Fed. R. Evid. 404(b) proscribes the use of other bad-act evidence solely to establish that the defendant has a propensity towards criminal behavior. This proscription, however, is not absolute. The rule permits the use of such evidence if it bears on a material issue such as motive, knowledge, or identity. The court has adopted a two-part test for determining the admissibility of Fed. R. Evid. 404(b) evidence. First, the district court must determine whether the evidence has some special relevance independent of its tendency simply to show criminal propensity. Second, if the evidence has special relevance on a material issue, the court must then carefully conduct Fed. R. Evid. 403 analysis to determine if the probative value of the evidence is not substantially outweighed by the danger of unfair prejudice. 

Facts:

A bomb exploded at the Roslindale home of Thomas L. Shay ("Shay Sr."), killing one Boston police officer and severely injuring another. Defendant was convicted of conspiracy, receipt of explosive materials with knowledge and intent that they would be used to kill, injure and intimidate, and cause damage to real and personal property, and malicious destruction of property by means of explosives. Defendant contended on appeal that it was error for the district court to have allowed evidence of another bombing to have been presented.

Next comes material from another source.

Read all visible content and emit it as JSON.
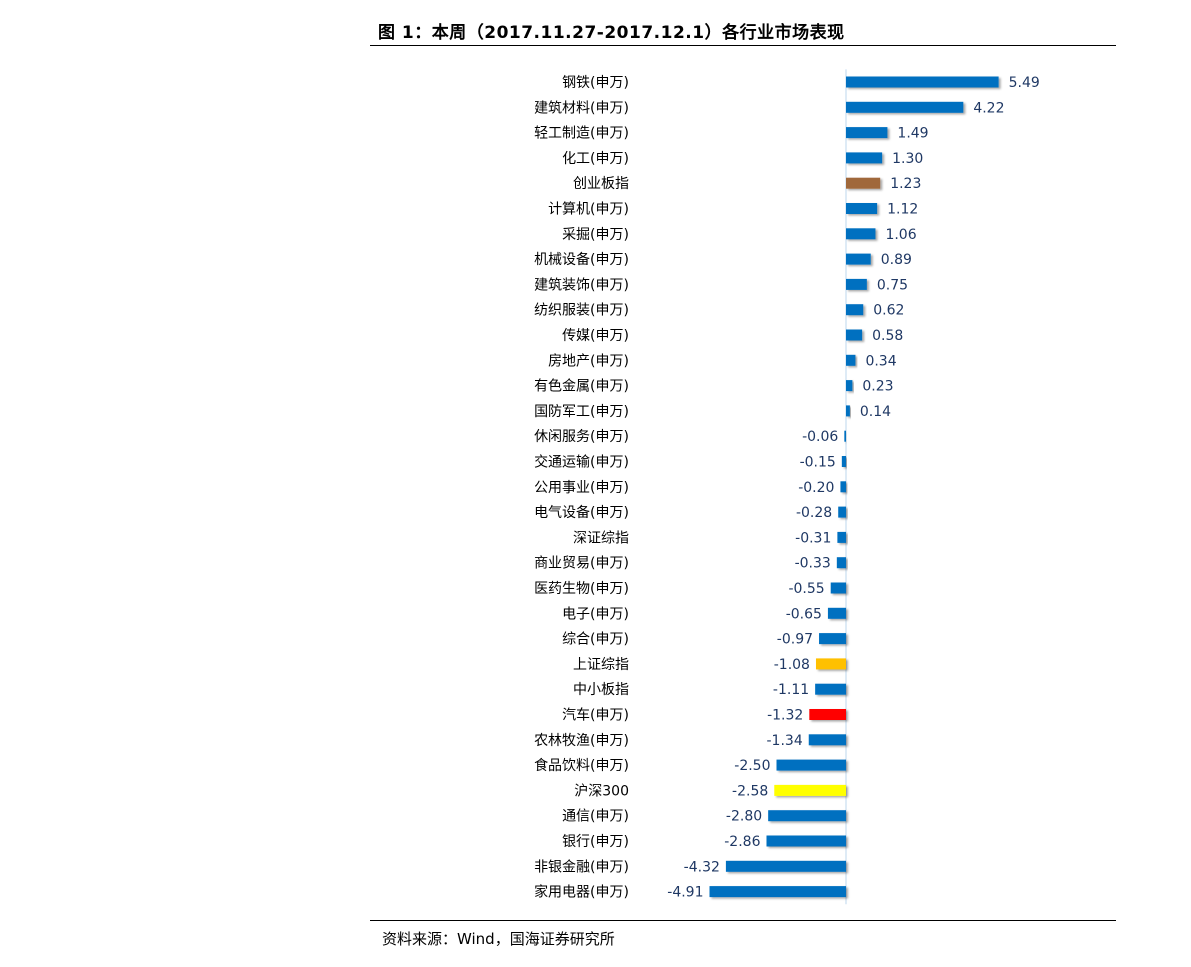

The court affirmed the conviction, finding that the district court did not abuse its discretion in determining that the numerous similarities in components, design, and technique of assembly, combined with the similar modus operandi and the closeness of geographic proximity between the two events, sufficiently supported the inference that the same person built both bombs. 

Issue:

Was the conviction proper?

Answer:

Yes.

Conclusion:

The court affirmed the conviction, finding that the district court did not abuse its discretion in determining that the numerous similarities in components, design, and technique of assembly, combined with the similar modus operandi and the closeness of geographic proximity between the two events, sufficiently supported the inference that the same person built both bombs. The held that it was proper to allow evidence of prior acts because the government showed that there existed a high degree of similarity between the other act and the charged crime. The government demonstrated that the two acts exhibited a commonality of distinguishing features sufficient to earmark them as the handiwork of the same individual.